Look around at any place that lives off of government grants, and look at the make-up of who gets that money. In stem related fields i would say that it is well under 50% citizens, and under 20% white citizens. Just walk around in a research facility at UCLA or any major research university; the faculty are not american, the researchers are not american, BUT it is all funded by america.
speedisavirus ago
It's almost like H1-Bs are supposed to be for positions that there isn't ample workers for. Skilled jobs that have more demand than supply. It's almost like most of the unemployed aren't suitable for those jobs.
RoBatten ago
The program has been abused to only provide lower-cost indentured employees to corporations who's shareholders benefit from it.
speedisavirus ago
Not only. Some yes. Some no.
peacegnome ago
yes, that is the talking point, but I am saying that it is not true.

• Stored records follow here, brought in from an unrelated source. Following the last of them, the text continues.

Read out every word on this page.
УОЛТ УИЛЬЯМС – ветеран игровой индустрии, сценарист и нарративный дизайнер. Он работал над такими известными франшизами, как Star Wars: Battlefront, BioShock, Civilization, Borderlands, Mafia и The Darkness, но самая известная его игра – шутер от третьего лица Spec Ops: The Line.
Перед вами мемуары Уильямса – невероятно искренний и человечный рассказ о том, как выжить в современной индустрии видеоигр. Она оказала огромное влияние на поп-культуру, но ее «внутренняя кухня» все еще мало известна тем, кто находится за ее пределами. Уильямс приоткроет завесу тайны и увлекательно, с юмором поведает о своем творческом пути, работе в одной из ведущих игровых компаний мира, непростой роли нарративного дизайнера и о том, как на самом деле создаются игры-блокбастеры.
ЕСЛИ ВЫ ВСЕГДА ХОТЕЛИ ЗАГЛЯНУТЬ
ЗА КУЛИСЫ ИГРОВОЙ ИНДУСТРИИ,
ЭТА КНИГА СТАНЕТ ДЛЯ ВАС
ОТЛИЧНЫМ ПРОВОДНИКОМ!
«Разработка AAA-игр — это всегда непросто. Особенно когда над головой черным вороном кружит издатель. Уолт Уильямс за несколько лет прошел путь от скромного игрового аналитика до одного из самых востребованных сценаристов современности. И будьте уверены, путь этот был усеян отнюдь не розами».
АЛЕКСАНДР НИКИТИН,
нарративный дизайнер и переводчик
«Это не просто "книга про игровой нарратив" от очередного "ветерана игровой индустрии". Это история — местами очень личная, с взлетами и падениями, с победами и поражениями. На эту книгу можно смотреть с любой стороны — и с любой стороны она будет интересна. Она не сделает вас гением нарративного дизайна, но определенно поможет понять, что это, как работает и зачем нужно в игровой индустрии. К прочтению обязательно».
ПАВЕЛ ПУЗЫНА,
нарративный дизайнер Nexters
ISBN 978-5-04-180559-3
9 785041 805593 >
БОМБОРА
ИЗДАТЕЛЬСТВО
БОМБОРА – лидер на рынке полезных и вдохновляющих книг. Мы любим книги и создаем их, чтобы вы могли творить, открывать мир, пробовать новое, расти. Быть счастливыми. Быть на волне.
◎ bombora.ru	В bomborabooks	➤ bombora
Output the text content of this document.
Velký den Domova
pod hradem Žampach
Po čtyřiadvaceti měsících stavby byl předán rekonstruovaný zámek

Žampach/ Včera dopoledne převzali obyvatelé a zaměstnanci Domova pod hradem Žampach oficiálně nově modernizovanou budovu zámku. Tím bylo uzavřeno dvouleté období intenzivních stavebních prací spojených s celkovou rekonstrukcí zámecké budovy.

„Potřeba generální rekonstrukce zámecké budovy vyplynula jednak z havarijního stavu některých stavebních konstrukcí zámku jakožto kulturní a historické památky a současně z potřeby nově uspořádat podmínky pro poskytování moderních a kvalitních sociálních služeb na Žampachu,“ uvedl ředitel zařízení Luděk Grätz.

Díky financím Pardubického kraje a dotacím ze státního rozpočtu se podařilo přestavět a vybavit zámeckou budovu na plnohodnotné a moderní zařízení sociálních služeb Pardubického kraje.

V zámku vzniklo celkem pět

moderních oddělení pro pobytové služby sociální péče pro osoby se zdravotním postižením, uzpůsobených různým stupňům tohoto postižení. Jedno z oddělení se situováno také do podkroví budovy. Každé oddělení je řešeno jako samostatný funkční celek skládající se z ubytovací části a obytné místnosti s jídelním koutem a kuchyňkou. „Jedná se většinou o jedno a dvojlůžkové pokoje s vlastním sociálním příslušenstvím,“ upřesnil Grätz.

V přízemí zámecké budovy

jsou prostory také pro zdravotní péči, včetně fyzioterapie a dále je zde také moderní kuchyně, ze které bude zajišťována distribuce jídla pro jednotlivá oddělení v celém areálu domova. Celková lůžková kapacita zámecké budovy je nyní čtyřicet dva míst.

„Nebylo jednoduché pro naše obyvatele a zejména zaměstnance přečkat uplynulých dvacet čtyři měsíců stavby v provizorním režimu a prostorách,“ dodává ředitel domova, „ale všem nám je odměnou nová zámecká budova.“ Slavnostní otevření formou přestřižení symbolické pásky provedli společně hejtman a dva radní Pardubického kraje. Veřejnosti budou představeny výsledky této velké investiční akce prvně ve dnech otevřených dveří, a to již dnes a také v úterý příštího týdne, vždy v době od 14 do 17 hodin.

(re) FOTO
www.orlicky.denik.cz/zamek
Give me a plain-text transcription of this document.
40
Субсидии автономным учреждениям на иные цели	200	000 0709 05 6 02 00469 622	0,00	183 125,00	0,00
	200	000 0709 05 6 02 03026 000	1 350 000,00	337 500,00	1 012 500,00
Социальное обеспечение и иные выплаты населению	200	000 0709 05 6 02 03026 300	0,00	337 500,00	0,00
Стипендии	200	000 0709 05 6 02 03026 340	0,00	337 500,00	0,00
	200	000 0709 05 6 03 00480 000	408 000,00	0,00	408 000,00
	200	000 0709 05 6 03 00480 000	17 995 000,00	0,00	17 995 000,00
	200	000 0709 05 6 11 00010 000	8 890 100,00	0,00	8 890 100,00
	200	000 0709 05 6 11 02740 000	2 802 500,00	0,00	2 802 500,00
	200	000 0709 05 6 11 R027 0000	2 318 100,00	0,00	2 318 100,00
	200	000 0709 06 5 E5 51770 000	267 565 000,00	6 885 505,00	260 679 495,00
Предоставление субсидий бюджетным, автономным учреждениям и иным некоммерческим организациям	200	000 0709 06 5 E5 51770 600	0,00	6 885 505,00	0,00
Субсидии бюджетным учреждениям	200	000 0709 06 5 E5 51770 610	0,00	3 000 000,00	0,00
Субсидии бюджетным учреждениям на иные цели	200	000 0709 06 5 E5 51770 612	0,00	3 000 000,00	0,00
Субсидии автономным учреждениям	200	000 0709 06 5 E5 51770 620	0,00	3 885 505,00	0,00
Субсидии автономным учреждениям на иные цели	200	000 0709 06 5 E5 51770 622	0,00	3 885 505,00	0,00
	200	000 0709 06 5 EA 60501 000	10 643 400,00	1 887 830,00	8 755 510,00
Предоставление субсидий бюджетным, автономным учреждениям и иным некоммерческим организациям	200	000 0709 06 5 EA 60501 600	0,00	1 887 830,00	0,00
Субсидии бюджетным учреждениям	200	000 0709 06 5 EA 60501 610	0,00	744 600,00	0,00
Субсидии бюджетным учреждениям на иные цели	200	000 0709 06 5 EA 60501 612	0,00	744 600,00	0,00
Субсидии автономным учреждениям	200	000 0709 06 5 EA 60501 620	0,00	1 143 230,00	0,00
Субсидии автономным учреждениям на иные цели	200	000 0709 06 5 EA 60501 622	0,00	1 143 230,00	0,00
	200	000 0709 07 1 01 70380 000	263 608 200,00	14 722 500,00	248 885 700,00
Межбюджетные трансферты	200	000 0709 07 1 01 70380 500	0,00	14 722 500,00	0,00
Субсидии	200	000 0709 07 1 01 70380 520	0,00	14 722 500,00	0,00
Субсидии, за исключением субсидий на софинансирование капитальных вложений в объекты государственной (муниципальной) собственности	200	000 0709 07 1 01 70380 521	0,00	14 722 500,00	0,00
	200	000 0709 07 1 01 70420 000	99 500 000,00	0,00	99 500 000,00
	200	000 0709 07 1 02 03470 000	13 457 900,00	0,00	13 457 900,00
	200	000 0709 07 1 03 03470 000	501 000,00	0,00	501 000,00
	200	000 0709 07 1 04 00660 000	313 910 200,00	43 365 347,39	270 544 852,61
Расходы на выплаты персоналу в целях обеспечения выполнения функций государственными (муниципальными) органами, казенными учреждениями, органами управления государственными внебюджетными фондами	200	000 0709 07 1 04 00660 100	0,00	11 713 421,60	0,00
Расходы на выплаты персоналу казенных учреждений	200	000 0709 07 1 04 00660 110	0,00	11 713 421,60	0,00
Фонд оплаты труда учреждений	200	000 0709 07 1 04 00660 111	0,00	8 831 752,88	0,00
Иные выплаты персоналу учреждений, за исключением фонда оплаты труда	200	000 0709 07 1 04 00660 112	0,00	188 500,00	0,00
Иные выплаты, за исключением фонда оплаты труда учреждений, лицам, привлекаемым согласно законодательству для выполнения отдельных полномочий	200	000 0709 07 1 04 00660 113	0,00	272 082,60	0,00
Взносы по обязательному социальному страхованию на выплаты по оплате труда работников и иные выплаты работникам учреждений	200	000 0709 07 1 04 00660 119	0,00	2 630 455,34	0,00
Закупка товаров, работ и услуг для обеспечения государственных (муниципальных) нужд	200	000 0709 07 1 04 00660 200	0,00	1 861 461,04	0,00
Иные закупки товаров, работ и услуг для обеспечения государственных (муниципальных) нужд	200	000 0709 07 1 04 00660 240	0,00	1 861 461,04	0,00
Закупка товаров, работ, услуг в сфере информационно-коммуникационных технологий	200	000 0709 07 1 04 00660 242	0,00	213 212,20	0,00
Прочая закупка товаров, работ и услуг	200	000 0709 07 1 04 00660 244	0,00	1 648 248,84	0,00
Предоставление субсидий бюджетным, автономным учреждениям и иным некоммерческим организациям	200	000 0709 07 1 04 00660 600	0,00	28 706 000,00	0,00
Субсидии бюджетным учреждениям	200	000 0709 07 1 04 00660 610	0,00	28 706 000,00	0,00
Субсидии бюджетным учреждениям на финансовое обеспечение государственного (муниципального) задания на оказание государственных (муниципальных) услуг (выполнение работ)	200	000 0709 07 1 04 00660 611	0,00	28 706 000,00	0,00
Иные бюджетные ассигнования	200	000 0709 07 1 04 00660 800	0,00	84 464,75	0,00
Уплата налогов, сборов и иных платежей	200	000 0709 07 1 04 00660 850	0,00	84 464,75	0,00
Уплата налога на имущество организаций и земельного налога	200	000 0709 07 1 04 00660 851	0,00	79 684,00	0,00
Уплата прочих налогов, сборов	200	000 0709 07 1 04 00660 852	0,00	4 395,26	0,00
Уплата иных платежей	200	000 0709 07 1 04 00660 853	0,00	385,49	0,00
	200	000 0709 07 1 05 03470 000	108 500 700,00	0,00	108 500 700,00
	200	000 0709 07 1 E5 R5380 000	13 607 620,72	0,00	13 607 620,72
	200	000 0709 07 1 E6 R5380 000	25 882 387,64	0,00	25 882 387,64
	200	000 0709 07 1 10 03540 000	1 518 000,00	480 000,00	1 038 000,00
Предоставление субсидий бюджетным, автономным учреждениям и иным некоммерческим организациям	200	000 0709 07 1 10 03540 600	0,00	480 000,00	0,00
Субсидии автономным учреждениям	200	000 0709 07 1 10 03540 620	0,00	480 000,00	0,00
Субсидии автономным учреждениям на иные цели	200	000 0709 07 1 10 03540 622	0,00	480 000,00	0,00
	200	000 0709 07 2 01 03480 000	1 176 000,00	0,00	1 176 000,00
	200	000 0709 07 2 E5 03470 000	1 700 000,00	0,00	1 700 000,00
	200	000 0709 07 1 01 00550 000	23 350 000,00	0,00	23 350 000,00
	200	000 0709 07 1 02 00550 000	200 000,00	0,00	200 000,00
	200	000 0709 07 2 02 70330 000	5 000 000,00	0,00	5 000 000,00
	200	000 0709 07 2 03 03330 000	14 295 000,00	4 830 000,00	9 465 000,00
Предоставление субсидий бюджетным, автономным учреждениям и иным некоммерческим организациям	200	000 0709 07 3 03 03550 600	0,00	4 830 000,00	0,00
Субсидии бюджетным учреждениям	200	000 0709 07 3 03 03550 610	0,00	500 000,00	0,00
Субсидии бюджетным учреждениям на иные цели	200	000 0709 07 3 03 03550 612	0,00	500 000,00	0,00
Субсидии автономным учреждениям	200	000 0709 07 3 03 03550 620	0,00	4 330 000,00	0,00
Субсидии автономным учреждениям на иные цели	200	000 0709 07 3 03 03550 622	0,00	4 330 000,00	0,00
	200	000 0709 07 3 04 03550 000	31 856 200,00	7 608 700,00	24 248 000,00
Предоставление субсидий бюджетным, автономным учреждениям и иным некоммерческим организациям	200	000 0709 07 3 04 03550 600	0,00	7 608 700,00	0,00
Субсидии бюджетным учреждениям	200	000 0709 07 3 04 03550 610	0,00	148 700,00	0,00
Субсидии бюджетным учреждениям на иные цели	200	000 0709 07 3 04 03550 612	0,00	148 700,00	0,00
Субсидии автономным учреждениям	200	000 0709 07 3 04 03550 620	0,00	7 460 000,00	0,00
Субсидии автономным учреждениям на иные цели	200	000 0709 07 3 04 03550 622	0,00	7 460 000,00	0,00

If americans don't even get interviewed for the jobs that ends up being filled by an H-1B, then there is something wrong going on. In tax-funded research especially, tax dollars are being used to give experience to non-americans, and then when industry needs people in that field there is a lack of experienced workers... it wasn't that long ago that companies courted american students while they were still in college and the students had contracts that they would work for the companies before the graduated. what changed? H-1B.
xberb ago
It is true though
lanre ago
Yup, when you don't want to train employees anyone and want everyone to be replaceable parts then you run into the problem of no one qualified wanting to accept your conditions. So you solve that by introducing H-1B.